Die Ferientage vergingen aber und sie musste noch zur Schule gehen. Heiraten, ohne elterliche Erlaubnis, konnte sie erst in drei Jahren. Und einem holländischen ‚Nomaden der Winde’ würde ihr Vater seine schönste Tochter keinesfalls geben wollen. Ihr blieb nichts übrig als nach Hause zurück zu fahren. Auf der ganzen Reise heulte sie Rotz und Wasser, kotzte sämtliches Essen aus und fühlte sich wie ein Häufchen Elend, ganz und gar verloren. Von nun an hatte sie nur noch ein Ziel: So schnell wie möglich ihr Abitur machen, in Adrians Nähe ziehen und irgendwann mit ihm zusammen in die Welt hinaus segeln.
Eine Lehrerausbildung fand sie dafür praktisch am besten geeignet, zumal sie noch jahrelang die Zustimmung ihrer Eltern für berufliche Entscheidungen brauchte. Das Studium an der pädagogischen Hochschule war kurz, ließ ihr viel freie Zeit und konnte vielerorts stattfinden, auch im Grenzgebiet zu den Niederlanden. Außerdem musste sie es ja nicht unbedingt abschließen, wenn der Mann ihrer Träume sie vorher heiratete.
Anders Margarete, die Älteste von Alix‘ Schwestern: Sie hatte einfach gar kein Ziel, war immer Papas Liebling, blond und brav sein ‘deutsches Gretchen’. Tüchtig hatte sie sich einer höheren Mädchenbildung der Fünfzigerjahre unterzogen, was bedeutete Haushalten und Abitur. Sie lernte leicht, arbeitete fleißig, war immer elegant angezogen, mit engen Röcken von modischer Kürze, die ihre schmale Langbeinigkeit raffiniert zur Geltung brachten. So entsprach sie nahezu genau dem zeitgemäßen Idealbild einer bürgerlichen Frau. Indessen war sie selbst gefühlsmäßig überzeugt von einer grundsätzlichen eigenen Unfähigkeit - wie sie meinte konnte praktisch jeder andere alles besser als sie. Sie traute sich eigentlich gar nichts zu und passte auch damit perfekt in die damenhafte Rolle. Immer war sie zurückhaltend, äußerte sich kaum, wirkte eher ein bisschen blass und ihre hohe Intelligenz, ihr sprühender Witz blieben meist unbemerkt. Ebenso ihre private Schlampigkeit, die, verborgen unter dem ordentlichen Auftreten in der Öffentlichkeit, nur im schwesterlichen Kreise fröhliche Urstände feierte.

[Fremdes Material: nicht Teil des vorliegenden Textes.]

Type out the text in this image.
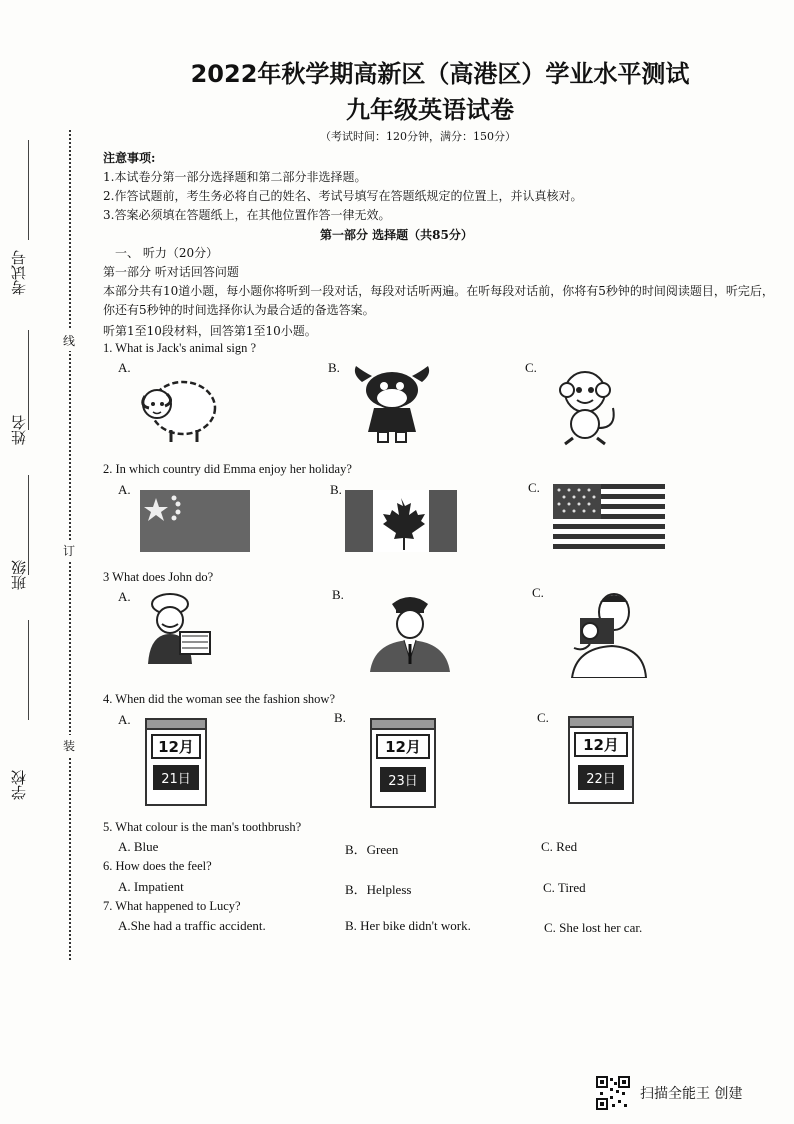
考试号
姓名
班级
学校
线
订
装
2022年秋学期高新区（高港区）学业水平测试
九年级英语试卷
（考试时间：120分钟，满分：150分）
注意事项:
1.本试卷分第一部分选择题和第二部分非选择题。
2.作答试题前，考生务必将自己的姓名、考试号填写在答题纸规定的位置上，并认真核对。
3.答案必须填在答题纸上，在其他位置作答一律无效。
第一部分 选择题（共85分）
一、 听力（20分）
第一部分 听对话回答问题
本部分共有10道小题，每小题你将听到一段对话，每段对话听两遍。在听每段对话前，你将有5秒钟的时间阅读题目，听完后，你还有5秒钟的时间选择你认为最合适的备选答案。
听第1至10段材料，回答第1至10小题。
1. What is Jack's animal sign ?
A.	B.	C.
2. In which country did Emma enjoy her holiday?
A.	B.	C.
3 What does John do?
A.	B.	C.
4. When did the woman see the fashion show?
A.	B.	C.
12月
21日
12月
23日
12月
22日
5. What colour is the man's toothbrush?
A. Blue	B．Green	C. Red
6. How does the feel?
A. Impatient	B．Helpless	C. Tired
7. What happened to Lucy?
A.She had a traffic accident.	B. Her bike didn't work.	C. She lost her car.
扫描全能王 创建
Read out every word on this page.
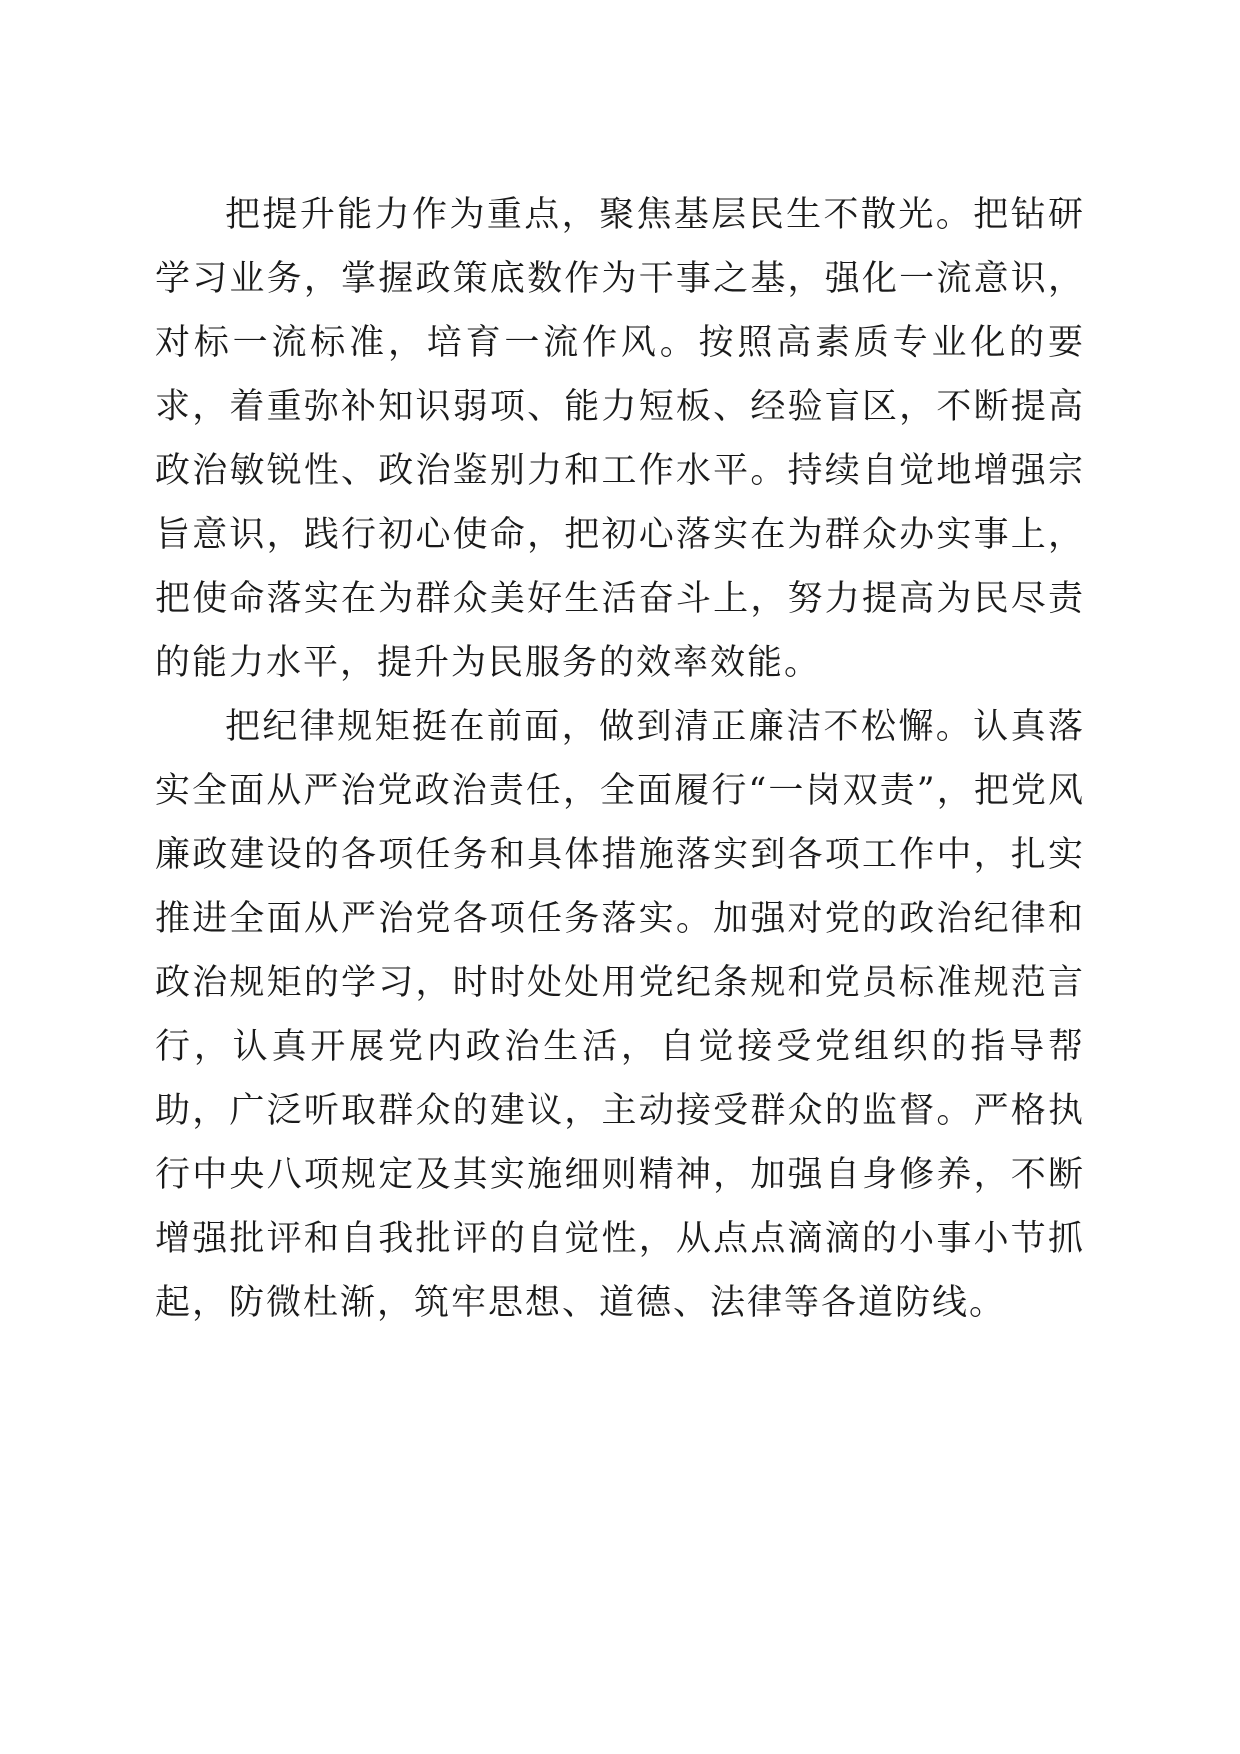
把提升能力作为重点，聚焦基层民生不散光。把钻研学习业务，掌握政策底数作为干事之基，强化一流意识，对标一流标准，培育一流作风。按照高素质专业化的要求，着重弥补知识弱项、能力短板、经验盲区，不断提高政治敏锐性、政治鉴别力和工作水平。持续自觉地增强宗旨意识，践行初心使命，把初心落实在为群众办实事上，把使命落实在为群众美好生活奋斗上，努力提高为民尽责的能力水平，提升为民服务的效率效能。

把纪律规矩挺在前面，做到清正廉洁不松懈。认真落实全面从严治党政治责任，全面履行“一岗双责”，把党风廉政建设的各项任务和具体措施落实到各项工作中，扎实推进全面从严治党各项任务落实。加强对党的政治纪律和政治规矩的学习，时时处处用党纪条规和党员标准规范言行，认真开展党内政治生活，自觉接受党组织的指导帮助，广泛听取群众的建议，主动接受群众的监督。严格执行中央八项规定及其实施细则精神，加强自身修养，不断增强批评和自我批评的自觉性，从点点滴滴的小事小节抓起，防微杜渐，筑牢思想、道德、法律等各道防线。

Weil der Vater es nicht mochte, dass Margret seiner Aufsicht gänzlich entglitt, zwang er sie an einer Hochschule in der Nähe zu studieren. Seine notwendige Zustimmung gab er nur, wenn sie im ersten Semester täglich pendelte. Margret hatte keinen besonderen Berufswunsch. Viel wichtiger erschien ihr geliebt zu werden. Sie brauchte Selbstbestätigung durch einen Mann. - Tatsächlich durften es auch mehrere sein. So begann sie eine Lehrerausbildung an der Pädagogischen Hochschule ihrer ländlichen Region.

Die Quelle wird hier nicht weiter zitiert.